Bref, si toute la doctrine sociale de l'Eglise n'est pas négociable, cela va vraiment devenir difficile et comme l'écrit la journaliste de La Croix "alors autant aller à la pêche le jour des élections". Ainsi, en ajoutant une multitude de points aux principes non négociables, on en vient à vider ces principes de leur substance et in fine, à les négocier... Chapeau l'artiste.
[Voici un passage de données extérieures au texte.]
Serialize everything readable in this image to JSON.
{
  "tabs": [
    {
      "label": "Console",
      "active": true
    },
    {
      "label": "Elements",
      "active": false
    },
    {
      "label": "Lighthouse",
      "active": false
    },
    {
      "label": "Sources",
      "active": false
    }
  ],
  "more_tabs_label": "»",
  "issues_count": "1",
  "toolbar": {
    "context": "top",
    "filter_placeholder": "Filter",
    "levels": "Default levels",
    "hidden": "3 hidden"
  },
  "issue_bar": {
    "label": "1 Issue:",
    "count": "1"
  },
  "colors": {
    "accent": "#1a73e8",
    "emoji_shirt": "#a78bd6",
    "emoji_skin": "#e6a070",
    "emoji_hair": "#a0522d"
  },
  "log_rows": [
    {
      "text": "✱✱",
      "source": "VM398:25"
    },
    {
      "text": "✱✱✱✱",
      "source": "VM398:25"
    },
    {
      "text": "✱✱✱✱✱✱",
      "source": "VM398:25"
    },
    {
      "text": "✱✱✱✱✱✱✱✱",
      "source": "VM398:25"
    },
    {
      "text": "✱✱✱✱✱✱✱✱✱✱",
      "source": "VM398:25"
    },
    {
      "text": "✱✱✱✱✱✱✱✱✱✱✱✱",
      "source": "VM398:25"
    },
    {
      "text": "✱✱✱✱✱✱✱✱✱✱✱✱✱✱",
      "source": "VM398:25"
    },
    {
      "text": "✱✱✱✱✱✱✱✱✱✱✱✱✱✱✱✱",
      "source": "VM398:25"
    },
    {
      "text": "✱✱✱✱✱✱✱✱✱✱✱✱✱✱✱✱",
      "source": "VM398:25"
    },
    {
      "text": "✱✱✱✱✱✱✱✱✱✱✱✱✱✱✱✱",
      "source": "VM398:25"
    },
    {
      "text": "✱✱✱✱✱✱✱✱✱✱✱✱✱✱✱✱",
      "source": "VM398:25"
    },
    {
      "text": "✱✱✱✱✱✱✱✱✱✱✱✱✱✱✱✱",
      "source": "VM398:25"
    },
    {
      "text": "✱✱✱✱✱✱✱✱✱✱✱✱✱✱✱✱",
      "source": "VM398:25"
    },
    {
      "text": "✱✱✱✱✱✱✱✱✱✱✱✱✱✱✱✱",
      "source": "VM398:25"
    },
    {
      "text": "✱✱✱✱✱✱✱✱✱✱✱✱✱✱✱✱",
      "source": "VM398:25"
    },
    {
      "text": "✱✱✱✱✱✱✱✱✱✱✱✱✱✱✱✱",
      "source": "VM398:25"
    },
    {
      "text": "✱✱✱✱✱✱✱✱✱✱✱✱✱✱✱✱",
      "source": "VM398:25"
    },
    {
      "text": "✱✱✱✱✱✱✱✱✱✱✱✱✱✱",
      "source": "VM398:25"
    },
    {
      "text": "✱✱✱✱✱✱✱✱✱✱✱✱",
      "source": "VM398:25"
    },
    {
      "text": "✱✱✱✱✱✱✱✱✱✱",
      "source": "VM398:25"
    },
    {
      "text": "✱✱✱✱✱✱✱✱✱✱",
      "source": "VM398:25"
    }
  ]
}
Pour bien comprendre les principes non négociables, il faut suivre un peu plus attentivement la pensée de Benoît XVI. En 2004, le même cardinal, qui développe depuis bien longtemps à travers ses oeuvres et ses conférences une réflexion autour de la loi naturelle et de principes qui seraient reconnus par toute personne (croyante ou non) comme non-négociable, a écrit un texte dont voici un extrait : "Les questions morales n’ont pas toutes le même poids moral que l’avortement ou l’euthanasie. Par exemple, si un catholique était en désaccord avec le Saint-Père sur l’application de la peine capitale ou sur la décision de faire la guerre, il ne serait pas considéré pour cette raison comme indigne de se présenter pour recevoir la sainte communion. L’Eglise exhorte les autorités civiles à rechercher la paix et non la guerre et à faire preuve de modération et de miséricorde dans l’application d’une peine aux criminels. Toutefois, il peut être permis de prendre les armes pour repousser un agresseur ou d’avoir recours à la peine capitale. Les catholiques peuvent légitimement avoir des opinions différentes sur la guerre ou la peine de mort, mais en aucun cas sur l’avortement et l’euthanasie."

Ce texte soulève une question essentielle : les sujets moraux n'ont pas tous le même poids. Et c'est pourquoi certains (mais pas tous) sont non-négociables. Il définira ces points dans le discours de 2006 évoqué plus haut. Si le pape a mis en exergue trois principes non négociables, c'est qu'ils sont à distinguer des autres points contenus dans la doctrine sociale de l'Eglise. De fait, ce qui touche à la vie, à la famille et à l'éducation fonde la société et, en ce sens, ces points sont métapolitiques. Nier le droit à la vie et détruire la famille c'est instaurer une barbarie en lieu et place de la Cité. Les autres aspects de la doctrine sociale -propriété privée, rôle de l'Etat, corps intermédiaires...- ne peuvent être appliqués que si les trois premiers points sont respectés, sinon dans les faits, au moins en droit.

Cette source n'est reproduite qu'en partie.